Bloody hell Valerrie calm down love, it's only fucking cake!
And please don't cancel your Aunt's one,because after all it is her 80th, and I doubt you are taking her out for dinner and buying her pressies too.Let's just hope she likes the cake you get her and doesn't come moaning on here about it ay.

Valerrie · 04/02/2018 21:43

Ah, the electric babysitter argument.

Do you run after your child's bike when they're riding round the street? Or follow them when they're out playing with their friends, wanting to join in with their games? What about when they read a book or draw a picture? Do you hover over them, commenting constantly on their activity?

Valerrie · 04/02/2018 21:44

Whoops, wrong thread!

I will not calm down over cake.
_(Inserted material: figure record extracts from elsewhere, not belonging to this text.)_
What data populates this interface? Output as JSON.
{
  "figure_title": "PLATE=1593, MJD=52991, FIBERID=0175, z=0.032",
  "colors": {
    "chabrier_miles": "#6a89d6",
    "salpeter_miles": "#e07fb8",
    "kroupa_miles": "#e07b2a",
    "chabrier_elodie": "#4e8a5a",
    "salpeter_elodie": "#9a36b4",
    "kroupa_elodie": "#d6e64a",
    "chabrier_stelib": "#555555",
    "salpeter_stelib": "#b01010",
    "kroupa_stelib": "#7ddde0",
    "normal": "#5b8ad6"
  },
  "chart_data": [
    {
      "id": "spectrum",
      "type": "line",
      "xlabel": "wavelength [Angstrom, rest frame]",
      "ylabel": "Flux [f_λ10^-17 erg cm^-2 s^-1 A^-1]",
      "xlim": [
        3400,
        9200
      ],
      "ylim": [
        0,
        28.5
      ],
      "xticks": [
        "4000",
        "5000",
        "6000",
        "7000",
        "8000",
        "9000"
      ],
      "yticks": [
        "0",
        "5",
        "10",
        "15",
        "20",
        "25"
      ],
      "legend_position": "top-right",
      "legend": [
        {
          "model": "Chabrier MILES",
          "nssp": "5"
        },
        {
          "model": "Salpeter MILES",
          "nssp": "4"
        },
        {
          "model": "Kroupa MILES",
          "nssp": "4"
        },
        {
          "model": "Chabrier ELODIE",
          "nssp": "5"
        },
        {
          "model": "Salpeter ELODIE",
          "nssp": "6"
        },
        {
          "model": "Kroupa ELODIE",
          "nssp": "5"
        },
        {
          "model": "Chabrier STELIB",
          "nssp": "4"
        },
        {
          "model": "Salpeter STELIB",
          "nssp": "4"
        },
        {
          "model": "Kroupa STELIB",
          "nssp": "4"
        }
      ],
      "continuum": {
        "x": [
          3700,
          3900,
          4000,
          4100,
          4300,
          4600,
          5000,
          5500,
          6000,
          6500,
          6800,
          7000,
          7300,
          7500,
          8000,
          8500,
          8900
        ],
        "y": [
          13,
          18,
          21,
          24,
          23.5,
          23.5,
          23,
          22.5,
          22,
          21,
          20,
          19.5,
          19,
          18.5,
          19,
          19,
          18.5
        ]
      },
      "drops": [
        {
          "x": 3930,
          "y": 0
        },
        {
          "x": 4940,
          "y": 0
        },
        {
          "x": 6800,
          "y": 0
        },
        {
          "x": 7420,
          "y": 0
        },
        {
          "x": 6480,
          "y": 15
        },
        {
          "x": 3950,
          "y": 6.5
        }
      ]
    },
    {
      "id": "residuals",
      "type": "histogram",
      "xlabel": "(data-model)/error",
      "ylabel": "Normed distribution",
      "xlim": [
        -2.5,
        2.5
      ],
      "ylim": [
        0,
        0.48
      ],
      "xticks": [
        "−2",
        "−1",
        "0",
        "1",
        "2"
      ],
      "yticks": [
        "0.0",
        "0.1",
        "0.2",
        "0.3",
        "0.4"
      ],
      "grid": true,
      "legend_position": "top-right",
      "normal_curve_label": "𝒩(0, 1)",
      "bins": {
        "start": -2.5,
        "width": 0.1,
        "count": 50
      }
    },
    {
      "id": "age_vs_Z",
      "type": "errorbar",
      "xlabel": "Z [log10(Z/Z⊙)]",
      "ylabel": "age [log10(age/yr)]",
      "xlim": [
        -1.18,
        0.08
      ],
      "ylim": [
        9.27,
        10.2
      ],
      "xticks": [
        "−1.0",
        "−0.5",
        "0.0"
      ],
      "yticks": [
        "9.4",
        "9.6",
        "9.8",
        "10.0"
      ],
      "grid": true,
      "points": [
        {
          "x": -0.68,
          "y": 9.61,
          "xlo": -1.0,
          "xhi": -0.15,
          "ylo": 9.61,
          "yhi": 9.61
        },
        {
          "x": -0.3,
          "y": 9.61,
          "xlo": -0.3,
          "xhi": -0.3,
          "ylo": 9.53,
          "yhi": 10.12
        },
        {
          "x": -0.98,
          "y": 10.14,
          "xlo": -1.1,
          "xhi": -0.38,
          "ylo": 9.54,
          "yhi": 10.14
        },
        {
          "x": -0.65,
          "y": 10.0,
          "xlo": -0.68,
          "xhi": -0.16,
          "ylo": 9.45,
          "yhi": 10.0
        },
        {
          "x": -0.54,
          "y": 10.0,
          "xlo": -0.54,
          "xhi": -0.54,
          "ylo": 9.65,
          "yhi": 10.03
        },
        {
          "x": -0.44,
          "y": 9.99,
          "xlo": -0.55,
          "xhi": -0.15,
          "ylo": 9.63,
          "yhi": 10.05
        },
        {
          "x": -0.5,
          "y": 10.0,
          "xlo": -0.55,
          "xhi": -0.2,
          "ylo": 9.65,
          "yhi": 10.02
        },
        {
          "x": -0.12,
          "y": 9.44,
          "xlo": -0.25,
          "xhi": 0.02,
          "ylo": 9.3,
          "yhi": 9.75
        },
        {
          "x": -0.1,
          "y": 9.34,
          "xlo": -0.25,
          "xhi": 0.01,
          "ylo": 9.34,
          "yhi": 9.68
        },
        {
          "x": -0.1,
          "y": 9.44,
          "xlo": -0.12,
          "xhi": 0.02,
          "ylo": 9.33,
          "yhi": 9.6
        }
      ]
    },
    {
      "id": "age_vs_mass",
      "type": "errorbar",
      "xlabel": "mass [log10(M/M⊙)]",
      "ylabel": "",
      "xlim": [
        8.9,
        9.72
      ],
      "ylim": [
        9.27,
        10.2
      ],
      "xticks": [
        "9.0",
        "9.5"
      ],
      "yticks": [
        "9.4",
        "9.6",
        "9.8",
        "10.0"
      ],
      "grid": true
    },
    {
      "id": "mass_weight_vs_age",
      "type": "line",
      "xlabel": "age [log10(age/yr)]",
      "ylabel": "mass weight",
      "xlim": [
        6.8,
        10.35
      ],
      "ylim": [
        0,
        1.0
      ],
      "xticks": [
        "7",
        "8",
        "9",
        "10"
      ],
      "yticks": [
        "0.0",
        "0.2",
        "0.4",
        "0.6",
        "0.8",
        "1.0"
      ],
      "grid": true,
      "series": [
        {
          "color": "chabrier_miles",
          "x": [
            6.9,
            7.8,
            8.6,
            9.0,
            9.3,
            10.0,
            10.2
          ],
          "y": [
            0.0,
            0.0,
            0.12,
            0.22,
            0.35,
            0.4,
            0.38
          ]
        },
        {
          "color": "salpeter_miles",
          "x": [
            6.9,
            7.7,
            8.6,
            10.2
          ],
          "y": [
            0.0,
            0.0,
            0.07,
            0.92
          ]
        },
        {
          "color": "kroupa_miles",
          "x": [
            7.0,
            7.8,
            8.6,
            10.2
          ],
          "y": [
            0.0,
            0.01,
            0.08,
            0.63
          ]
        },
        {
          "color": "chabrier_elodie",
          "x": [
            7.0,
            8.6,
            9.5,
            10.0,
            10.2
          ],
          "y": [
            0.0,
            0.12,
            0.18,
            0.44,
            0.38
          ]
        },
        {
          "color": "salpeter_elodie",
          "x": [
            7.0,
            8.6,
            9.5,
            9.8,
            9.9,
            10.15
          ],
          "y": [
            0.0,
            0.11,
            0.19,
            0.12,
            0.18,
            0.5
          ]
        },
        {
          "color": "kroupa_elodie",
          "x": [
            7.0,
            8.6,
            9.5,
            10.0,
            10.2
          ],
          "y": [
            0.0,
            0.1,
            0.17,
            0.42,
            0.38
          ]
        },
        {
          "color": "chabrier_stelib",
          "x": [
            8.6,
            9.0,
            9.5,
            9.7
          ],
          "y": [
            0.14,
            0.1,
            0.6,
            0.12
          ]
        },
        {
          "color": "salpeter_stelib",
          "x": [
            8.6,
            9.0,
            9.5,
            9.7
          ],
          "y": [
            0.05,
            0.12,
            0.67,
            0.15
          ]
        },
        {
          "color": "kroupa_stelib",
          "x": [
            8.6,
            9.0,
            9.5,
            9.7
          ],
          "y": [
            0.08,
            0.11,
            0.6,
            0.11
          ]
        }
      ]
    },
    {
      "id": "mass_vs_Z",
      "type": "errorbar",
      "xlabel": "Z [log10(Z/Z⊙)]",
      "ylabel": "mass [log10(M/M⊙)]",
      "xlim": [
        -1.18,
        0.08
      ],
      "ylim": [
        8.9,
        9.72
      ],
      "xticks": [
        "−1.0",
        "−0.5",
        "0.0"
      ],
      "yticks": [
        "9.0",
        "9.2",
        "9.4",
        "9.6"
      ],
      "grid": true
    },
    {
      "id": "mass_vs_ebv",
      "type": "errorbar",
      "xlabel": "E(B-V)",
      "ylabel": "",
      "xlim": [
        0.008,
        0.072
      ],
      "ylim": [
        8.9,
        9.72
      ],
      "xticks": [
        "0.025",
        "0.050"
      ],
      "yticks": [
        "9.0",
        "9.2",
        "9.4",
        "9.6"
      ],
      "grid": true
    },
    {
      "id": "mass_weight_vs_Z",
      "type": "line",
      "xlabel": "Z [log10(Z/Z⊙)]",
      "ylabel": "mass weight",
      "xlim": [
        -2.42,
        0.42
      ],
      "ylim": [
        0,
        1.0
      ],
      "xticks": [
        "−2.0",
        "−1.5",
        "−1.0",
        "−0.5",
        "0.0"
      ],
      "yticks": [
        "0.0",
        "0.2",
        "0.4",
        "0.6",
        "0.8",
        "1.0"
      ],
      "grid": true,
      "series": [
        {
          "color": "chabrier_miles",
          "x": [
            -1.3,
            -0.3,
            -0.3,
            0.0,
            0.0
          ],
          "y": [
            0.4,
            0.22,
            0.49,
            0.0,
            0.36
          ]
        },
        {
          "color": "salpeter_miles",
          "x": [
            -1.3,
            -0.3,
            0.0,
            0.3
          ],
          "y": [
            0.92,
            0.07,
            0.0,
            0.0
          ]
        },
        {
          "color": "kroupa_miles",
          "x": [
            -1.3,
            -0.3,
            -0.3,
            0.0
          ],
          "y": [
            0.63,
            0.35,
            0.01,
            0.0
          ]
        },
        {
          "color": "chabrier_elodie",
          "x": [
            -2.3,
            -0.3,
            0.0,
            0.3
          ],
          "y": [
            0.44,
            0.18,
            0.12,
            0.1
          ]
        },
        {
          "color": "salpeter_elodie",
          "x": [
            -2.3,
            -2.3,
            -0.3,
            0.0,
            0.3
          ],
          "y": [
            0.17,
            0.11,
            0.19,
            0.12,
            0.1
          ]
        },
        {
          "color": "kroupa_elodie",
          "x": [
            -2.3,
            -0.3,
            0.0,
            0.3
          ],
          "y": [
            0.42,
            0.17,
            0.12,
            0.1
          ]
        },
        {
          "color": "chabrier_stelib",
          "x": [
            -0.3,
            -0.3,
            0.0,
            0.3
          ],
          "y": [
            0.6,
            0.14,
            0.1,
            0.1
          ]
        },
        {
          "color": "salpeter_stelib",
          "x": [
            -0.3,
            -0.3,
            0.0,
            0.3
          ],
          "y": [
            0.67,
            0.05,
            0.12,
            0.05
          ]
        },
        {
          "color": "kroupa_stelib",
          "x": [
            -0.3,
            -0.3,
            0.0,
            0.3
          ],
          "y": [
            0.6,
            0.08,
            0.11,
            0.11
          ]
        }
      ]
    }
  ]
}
Cake is a very serious matter indeed.

Yes, I am actually taking her for a meal and have bought her presents too, because it's her birthday. She'll like the cake, because I care enough to know her preferences

Slippery · 04/02/2018 21:46

I get what you're saying OP. It's more about not being listened to than about the cake.

My mum always buys me a pink, flowery birthday card. No matter how many times during the year I stress that I hate pink, flowery things.

It's nice that she buys me a card, and I know she loves me to bits, so why does she still do this?

1ndig0 · 04/02/2018 21:46

Well so wouldn't give a hoot about the cake - blue or not.

As for having to buy my own jeans ShockShockShock !!! I would be livid. That's not really a present is it - a pair of jeans you buy yourself??